His target market was farmers with small acreages who didn’t have much room for cattle.

“These cattle are gentle and easy to handle,” he said. “But the most exciting thing is the quality of beef they produce. Many people talk about fish oil as the best source of good fats but you can get a lot of Omega 3s in beef, and a lot more in pasture-fed beef.”

He believes that if consumers realized there is a difference in the beef they would be more interested in Lowlines.

Other ranchers are also using them for crossbreeding — for calving ease and breed-back on first calf heifers or bringing down cow size in a herd that’s gotten its frame size too large.

Lowlines excel in carcass traits like ribeye area, fat thickness and marbling.

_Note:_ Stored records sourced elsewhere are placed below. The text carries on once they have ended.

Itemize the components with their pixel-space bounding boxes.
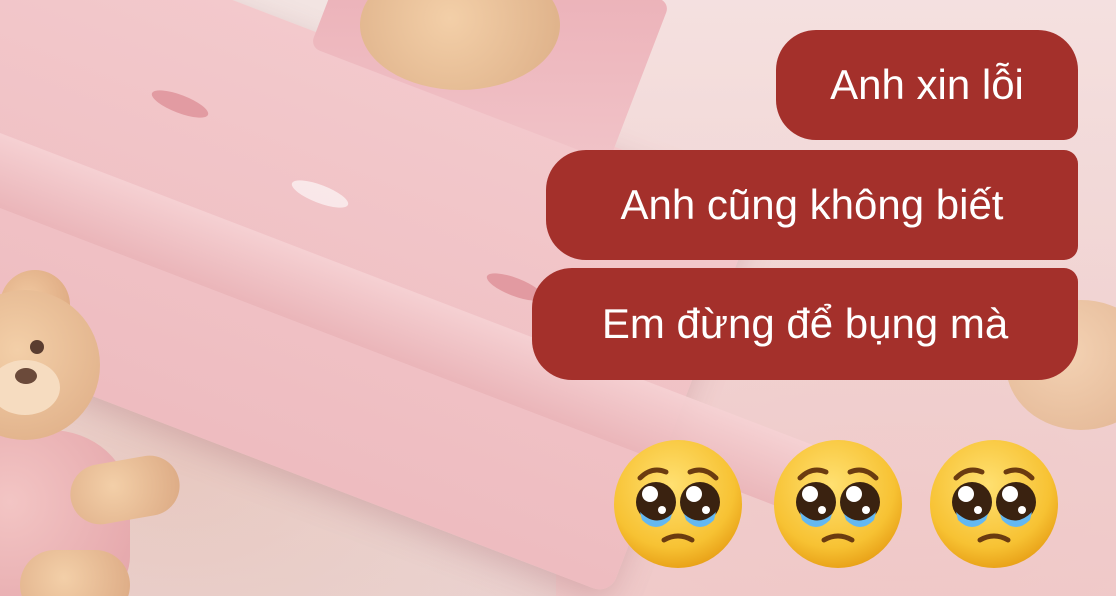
message-bubble[interactable]: Anh xin lỗi [776, 30, 1078, 140]
message-bubble[interactable]: Anh cũng không biết [546, 150, 1078, 260]
emoji-message[interactable] [610, 436, 1068, 572]
pleading-face-emoji-icon [930, 440, 1058, 568]
pleading-face-emoji-icon [774, 440, 902, 568]
teddy-bear [0, 260, 210, 596]
message-text: Anh cũng không biết [620, 181, 1004, 228]
message-text: Em đừng để bụng mà [601, 300, 1009, 347]
teddy-bear-nose [15, 368, 37, 384]
teddy-bear-eye [30, 340, 44, 354]
message-bubble[interactable]: Em đừng để bụng mà [532, 268, 1078, 380]
pleading-face-emoji-icon [614, 440, 742, 568]
message-thread: Anh xin lỗi Anh cũng không biết Em đừng … [532, 0, 1098, 596]
message-text: Anh xin lỗi [830, 61, 1024, 108]
teddy-bear-leg [20, 550, 130, 596]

“You can’t get a typical size beef animal to marble in the right length of time like you can with a Lowline. Full-size Angus just can’t grade mid to high choice on grass only,” Kantack said.

Stocking rate is another plus.

“We can put 2 to 1 on a pasture and put 70 percent of the beef on a carcass with 40 to 50 percent of the feed required by a larger animal. If you have a small acreage, every dollar counts, and you can keep these cattle in with a 39-inch-high mesh fence,” he said.

“Many people are not mowing their acre of grass anymore; they’d rather have something to graze it that will provide beef — and they want something they can manage. They don’t want phone calls from the neighbors telling them their cow is out,” Kantack said.

Randy Nabb raises Lowline Angus near Twin Falls, Idaho.

“I bought embryos from Gene, including some from the Australian bull Roustabout,” Nabb said. “I bought my herd bull, Odin, from breeders in Wendell, Idaho, who bought all their cattle from Gene. The cows I’ve been getting my heifers from were bred with semen from Gene’s bull, Quartermasters Best, a son of the original Lowline that was the first one ever registered in America.”